16 мая 1907 года, 3 мая по российскому исчислению, начались Русские исторические концерты в Париже исполнением первого действия оперы «Руслан и Людмила», в роли Фарлафа – Федор Шаляпин.
Уже на репетициях было видно, что Артур Никиш плохо знает оперу, то и дело заглядывал в партитуру, мучительно разбирая темпы. По словам очевидцев, артисты указывали ему темпы, так что «Руслан» прошел «с грехом пополам». Превосходно дирижировал сюитой, «движущиеся музыкальные картины», из «Ночи перед Рождеством» сам Николай Андреевич Римский-Корсаков, не доверивший свое сочинение ни Феликсу Блуменфельду, ни Артуру Никишу, ни французскому дирижеру Камиллу Шевильяру. Успех был несомненный, автора вызывали три раза после исполнения сюиты.
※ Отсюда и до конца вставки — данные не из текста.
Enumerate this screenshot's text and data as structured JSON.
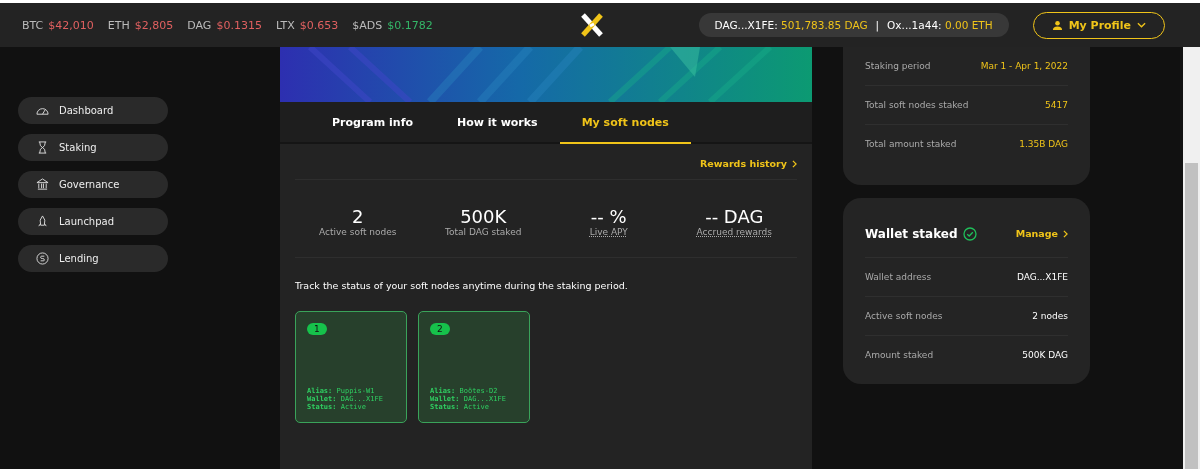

Бесконечные восторженные овации выпали на долю Федора Шаляпина после того, как он сыграл и спел партию Владимира Галицкого из «Князя Игоря». Вызовы, аплодисменты, восторженный шум в зале, особенно на верхних ярусах театра, казалось, будут длиться без конца. После этого номера программы должна была пойти «Камаринская», Артур Никиш вышел, как только ему показалось, что можно было начинать, но при его появлении с новой силой начали вызывать Шаляпина. Несколько минут Артур Никиш тщетно пытался начать «Камаринскую», но возбужденная публика продолжала аплодировать. Это был скандал. Возмущенный дирижер дал команду оркестру, музыканты встали и удалились вместе с Артуром Никишем. Инструменты и пюпитры тут же стали убирать, но публика еще долго не расходилась.
Об этом много говорили в печати. Дягилев в ответ на вопрос, «имели концерты успех или не имели», сказал, что концерты проходили при «неблагоприятных условиях», «вокруг нас постоянно выступали: Карузо, Ван-Дейк, Феррари, давали «Саломею» Рихарда Штрауса, в такой обстановке мы сделали пять полных сборов, и не где-нибудь, а в «Гранд-опера»… «Русских я видел только на первом концерте, когда произошел скандал из-за Шаляпина… Если этот концерт не удалось окончить по причине шума, то это не значит, что не было успеха. Публику концертов составляли преимущественно французы, среди которых было много аристократии. В ложах бельэтажа находился буквально весь цвет Парижа…»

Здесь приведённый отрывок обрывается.